Worst time to visit Whitehorse
Some months in Whitehorse are clearly tougher for travel — extreme heat, cold, drenching rain, or peak storm season. Here's what to skip.
Months to avoid
| Month | Why |
|---|---|
| January | bitterly cold (-14°C / 6°F overnight)very wet (16 rain days) |
| February | bitterly cold (-15°C / 4°F overnight) |
| March | bitterly cold (-10°C / 13°F overnight) |
| April | freezing (-3°C overnight)very wet (14 rain days) |
| May | very wet (17 rain days) |
| June | extremely wet (21 rain days) |
| July | extremely wet (18 rain days) |
| August | extremely wet (19 rain days) |
| September | extremely wet (19 rain days) |
| October | freezing (-1°C overnight)extremely wet (18 rain days) |
| November | freezing (-10°C overnight)extremely wet (19 rain days) |
| December | bitterly cold (-15°C / 6°F overnight)very wet (15 rain days) |
What to expect in the worst months
January. Overnight lows of -14°C / 6°F push some outdoor attractions and seasonal restaurants to close, and daylight hours are shortest. 16 rain days out of 31 means roughly 52% of days see measurable rainfall — plan flexible indoor backups for every outdoor day.
December.
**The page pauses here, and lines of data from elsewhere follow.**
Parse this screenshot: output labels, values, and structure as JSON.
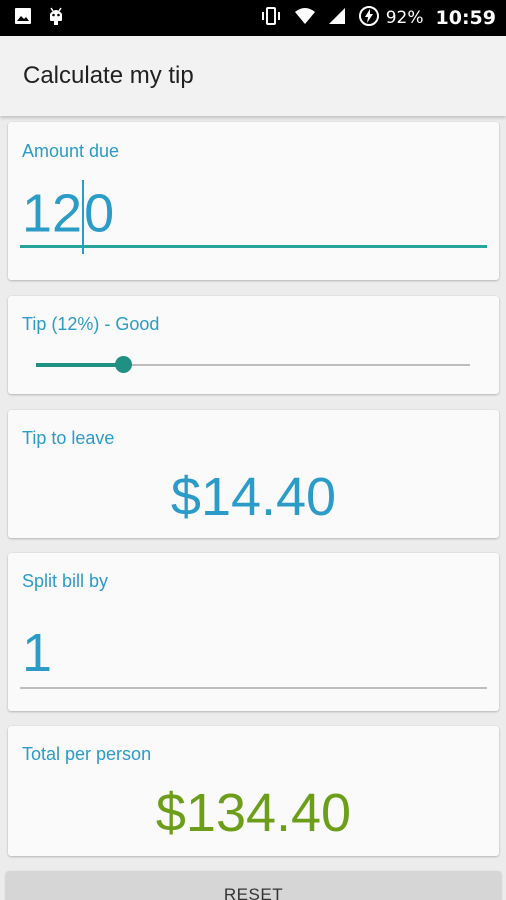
{
  "status_bar": {
    "left_icons": [
      "image-icon",
      "android-debug-icon"
    ],
    "right_icons": [
      "vibrate-icon",
      "wifi-icon",
      "signal-icon",
      "battery-saver-icon"
    ],
    "battery": "92%",
    "time": "10:59"
  },
  "app_bar": {
    "title": "Calculate my tip"
  },
  "amount_due": {
    "label": "Amount due",
    "value": "120"
  },
  "tip": {
    "label": "Tip (12%) - Good",
    "slider_fraction": 0.2,
    "accent": "#1f9183"
  },
  "tip_to_leave": {
    "label": "Tip to leave",
    "value": "$14.40"
  },
  "split": {
    "label": "Split bill by",
    "value": "1"
  },
  "total_per_person": {
    "label": "Total per person",
    "value": "$134.40"
  },
  "reset": {
    "label": "RESET"
  },
  "colors": {
    "label": "#2b9bc7",
    "total": "#6c9e1a",
    "underline_active": "#26a69a"
  }
}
Overnight lows of -15°C / 6°F push some outdoor attractions and seasonal restaurants to close, and daylight hours are shortest. 15 rain days out of 31 means roughly 48% of days see measurable rainfall — plan flexible indoor backups for every outdoor day.
October. Overnight lows of -1°C / 30°F push some outdoor attractions and seasonal restaurants to close, and daylight hours are shortest. 18 rain days out of 31 means roughly 58% of days see measurable rainfall — plan flexible indoor backups for every outdoor day.
Better times to go
No month in Whitehorse hits the typical 18–28 °C / low-rain comfort zone — every season has trade-offs. Choose what you can tolerate: heat, cold, rain, or storm risk.
Better in the same region in January
If you're set on North America in January, these cities have more comfortable conditions in the same window:
If you still have to go — what to bring
- Cold: Merino base layer, insulated mid-layer, waterproof shell, grippy boots, hand warmers. Daylight is short — start mornings later, finish before sunset.
- Wet: Real rain shell (not a "water-resistant" jacket), packable umbrella, dry-bag for electronics, quick-dry layers. Pre-book indoor museums and food halls.
Related Whitehorse guides
The positive counterpart: which months are great and why.